Oleh: R.A. Jeni Suryanti (Ketua Umum Alumni SMA Jakarta Bersatu/ASJB)

SETIAP kali kita menyebut “Indonesia Emas 2045”, yang terbayang adalah negeri yang telah matang sebagai bangsa: sejahtera, adil, dan kuat di antara pergaulan dunia. Namun, jarang kita bertanya, siapa yang akan membawa kita ke sana? Bagaimana karakter manusia yang akan memimpin negeri seratus tahun merdeka itu dibentuk?

Mereka tidak lahir dari ruang kosong. Mereka dilahirkan dan dibesarkan oleh para perempuan — ibu, pendidik pertama dalam keluarga, pengasuh nilai, dan penjaga memori kolektif.

Karena itu, jika kita ingin Indonesia Emas bukan sekadar angan, maka perempuan Indonesia harus berdiri di garis depan pembangunan. Dan di tengah arus globalisasi yang makin tak berbatas, salah satu cara menguatkan peran perempuan adalah dengan merawat akar budayanya —salah satunya, melalui kebaya.

Kebaya bukan kain semata. Ia adalah simpul antara masa lalu dan masa kini. Di balik jahitannya tersimpan nilai: kesederhanaan, kelembutan, keteguhan hati. Nilai-nilai yang lekat dengan perempuan Nusantara, dari Minang hingga Maluku, dari Betawi hingga Bali.

Pada Kongres Wanita Indonesia tahun 1964, kebaya menjadi busana yang menyatukan perempuan dari berbagai penjuru negeri, dalam satu misi kebangsaan. Bahkan Presiden Soekarno kala itu mengapresiasi semangat itu sebagai kekuatan kultural perempuan Indonesia yang tak ternilai.

Namun kini, di tengah zaman yang terus berlari cepat, kebaya pelan-pelan menjauh dari keseharian kita. Ia hadir hanya di acara resmi, di panggung-panggung seremoni, atau di museum dan foto lawas. Padahal kebaya bisa tetap hidup, jika kita menolak melupakannya.

Menjaga Ingatan Budaya

Sebagai bagian dari masyarakat sipil, Alumni SMA Jakarta Bersatu (ASJB) mencoba mengambil peran dalam menjaga ingatan budaya ini. Kami percaya, generasi yang kuat harus tahu dari mana ia berasal. Maka dalam rangka Hari Kebaya Nasional 2025, ASJB akan turut berpartisipasi di perhelatan budaya. Bukan sekadar berpakaian kebaya, tetapi meneguhkan bahwa perempuan Indonesia, dengan segala keberagamannya, adalah garda terdepan dalam menjaga marwah bangsa.

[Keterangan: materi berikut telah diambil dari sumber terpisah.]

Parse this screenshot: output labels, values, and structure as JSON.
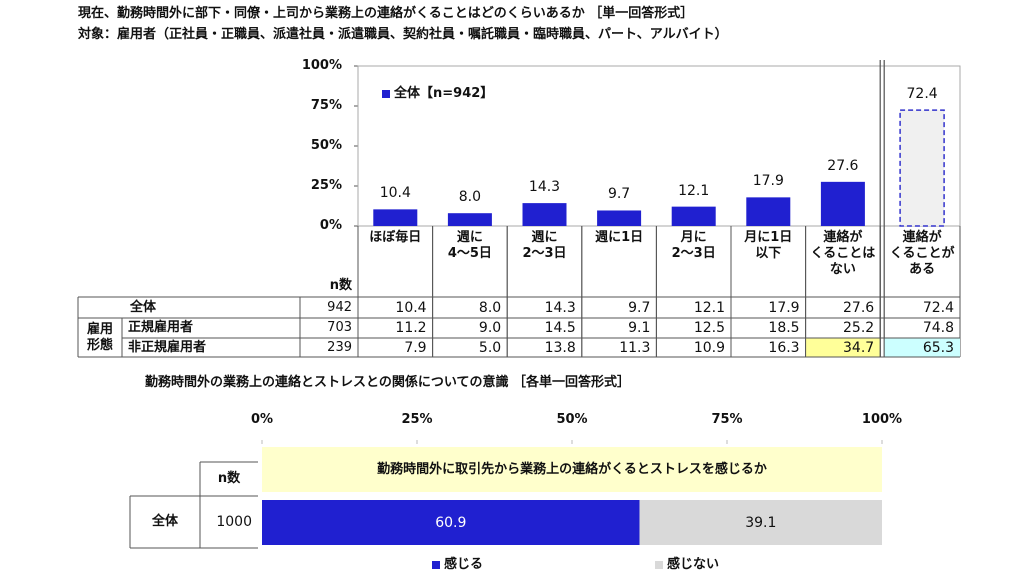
{
  "header": {
    "title": "現在、勤務時間外に部下・同僚・上司から業務上の連絡がくることはどのくらいあるか ［単一回答形式］",
    "subtitle": "対象：雇用者（正社員・正職員、派遣社員・派遣職員、契約社員・嘱託職員・臨時職員、パート、アルバイト）"
  },
  "chart_data": [
    {
      "type": "bar",
      "categories": [
        "ほぼ毎日",
        "週に\n4～5日",
        "週に\n2～3日",
        "週に1日",
        "月に\n2～3日",
        "月に1日\n以下",
        "連絡が\nくることは\nない"
      ],
      "series": [
        {
          "name": "全体【n=942】",
          "color": "#2020d0",
          "values": [
            10.4,
            8.0,
            14.3,
            9.7,
            12.1,
            17.9,
            27.6
          ],
          "value_labels": [
            "10.4",
            "8.0",
            "14.3",
            "9.7",
            "12.1",
            "17.9",
            "27.6"
          ]
        }
      ],
      "separate": {
        "category": "連絡が\nくることが\nある",
        "value": 72.4,
        "value_label": "72.4",
        "color": "#f0f0f0",
        "border": "#3333cc"
      },
      "ylim": [
        0,
        100
      ],
      "yticks": [
        {
          "value": 0,
          "label": "0%"
        },
        {
          "value": 25,
          "label": "25%"
        },
        {
          "value": 50,
          "label": "50%"
        },
        {
          "value": 75,
          "label": "75%"
        },
        {
          "value": 100,
          "label": "100%"
        }
      ],
      "grid": false,
      "legend": "top-left"
    },
    {
      "type": "stacked-hbar",
      "title": "勤務時間外の業務上の連絡とストレスとの関係についての意識 ［各単一回答形式］",
      "question": "勤務時間外に取引先から業務上の連絡がくるとストレスを感じるか",
      "question_color": "#ffffcc",
      "categories": [
        "全体"
      ],
      "n_header": "n数",
      "n": [
        1000
      ],
      "series": [
        {
          "name": "感じる",
          "color": "#2020d0",
          "values": [
            60.9
          ]
        },
        {
          "name": "感じない",
          "color": "#d9d9d9",
          "values": [
            39.1
          ]
        }
      ],
      "xlim": [
        0,
        100
      ],
      "xticks": [
        {
          "value": 0,
          "label": "0%"
        },
        {
          "value": 25,
          "label": "25%"
        },
        {
          "value": 50,
          "label": "50%"
        },
        {
          "value": 75,
          "label": "75%"
        },
        {
          "value": 100,
          "label": "100%"
        }
      ],
      "legend": "bottom"
    }
  ],
  "table": {
    "n_header": "n数",
    "group_label": "雇用\n形態",
    "rows": [
      {
        "label": "全体",
        "n": "942",
        "values": [
          "10.4",
          "8.0",
          "14.3",
          "9.7",
          "12.1",
          "17.9",
          "27.6",
          "72.4"
        ]
      },
      {
        "label": "正規雇用者",
        "n": "703",
        "values": [
          "11.2",
          "9.0",
          "14.5",
          "9.1",
          "12.5",
          "18.5",
          "25.2",
          "74.8"
        ]
      },
      {
        "label": "非正規雇用者",
        "n": "239",
        "values": [
          "7.9",
          "5.0",
          "13.8",
          "11.3",
          "10.9",
          "16.3",
          "34.7",
          "65.3"
        ]
      }
    ],
    "highlights": [
      {
        "row": 2,
        "col": 6,
        "color": "#ffff99"
      },
      {
        "row": 2,
        "col": 7,
        "color": "#ccffff"
      }
    ]
  }
}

Bagi kami, melestarikan kebaya bukan soal romantisme masa lalu, melainkan kerja budaya yang relevan bagi masa depan. Sebab dalam kainnya tersimpan identitas, dalam motifnya terselip sejarah, dan dalam tubuh yang mengenakannya tercermin martabat bangsa.

Bukan Sekedar Cita-cita

Indonesia Emas bukan sekadar cita-cita makroekonomi. Ia adalah tentang manusia dan kebudayaan yang tumbuh sejajar. Maka, jika kita serius ingin mencapainya, kita perlu mulai dari hal-hal yang tampak kecil, tapi sesungguhnya mendasar: menghormati perempuan, merawat nilai, dan menjaga warisan budaya.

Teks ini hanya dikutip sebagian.